Many studies showed that the extension rate is very limited (Angers et al., 2001; Sambrook and Russell, 2001), even in the most fast rate of 60.4 nt sec^-1 found before (Innis et al., 1988), the uniform extension rate was obtained in the optimal temperature interval during increasing form 70-80°C (Innis et al., 1988; Wittwer and Garling, 1991; Sambrook and Russell, 2001) and the heating rate of the cycler is about 2.5°C sec^-1, the extension length is only up to 241.6 bp (60.4 nt sec^-1 (80-70°C) 2.5°C sec^-1). The comparison between theoretical and experiment yield of different length fragments showed that, the amplicon length is a key factor limiting the amplification of the long fragment and the longer fragments amplified, the lower extension rate obtained (Whitney et al., 2004). So, the studies on the rapid PCR later were focused on the special machines and the reagents. The studies about two-temperature PCR and the amplification capacity of the Taq polymerase were scarce. We obtained an extension rate at 424 nt sec^-1, helping to explore the kinetics of Taq polymerase deeply. The two-temperature PCR could be completed successfully using common Taq polymerases and equipment, the ramp time, between annealing step to denature step is enough to finish the extension for amplicons ≤1413 bp. This evidence may be beneficial to researchers in any genetics laboratory. Using the two-temperature PCR program without the special reagents and equipment would save time and money costs.

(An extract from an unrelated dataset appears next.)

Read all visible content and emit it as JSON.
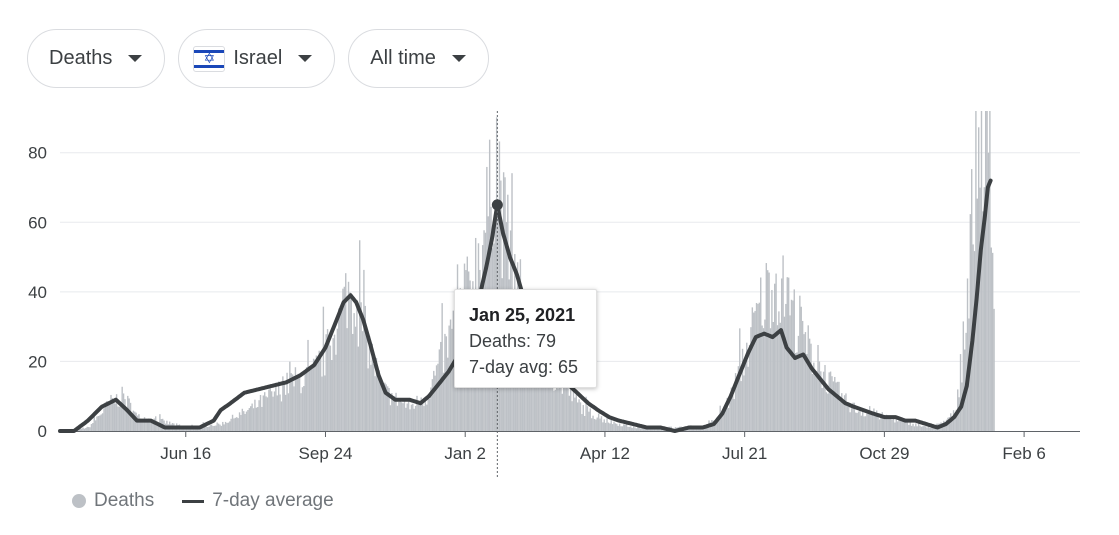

Sex identification demonstrated the potential use of two-temperature PCR in more areas: The two-temperature PCR showed sufficient sensitivity in sex identification of cattle embryo using a single blastmere as the template and the false positive result was avoided. Furthermore, it greatly decreased the detection time, compared with the tedious PCR methods previously used (Pomp et al., 1995; Tominaga and Hamada, 2004; Fu et al., 2007; Lu et al., 2007). Using common cycler, it took only 30-38 min to finish the amplification process with two-temperature PCR while this process lasted for 2 h using the common PCR program. More than two third of time was saved by two-temperature PCR and the detecting cost was decreased sharply.

CONCLUSION

A rapid, simple, efficient and cost-effective bovine sex identification method was established using a two-temperature PCR method that requires between 30 and 38 min for the amplification process. The two-temperature PCR which could be completed with common PCR reagents and equipment is the inherent reaction characteristic of Taq polymerases. The potential amplification ability could be greater and faster if the amplification properties of the Taq polymerase were better understood. The two-temperature PCR method is efficient in time and money, also of high sensitivity, simplicity and accuracy, it might contribute to the renovation of detection methods in many fields such as forensic medicine, clinical medicine and sex identification.

ACKNOWLEDGEMENTS

This research was supported by the National Natural Science Foundation of China (No. 30671502), the National 863 Hi-Tech Research and Development Program of China (No. 2006AA10Z143 and No. 2008AA101004) and National science and technology Support program of China (No. 2011BAD19B02).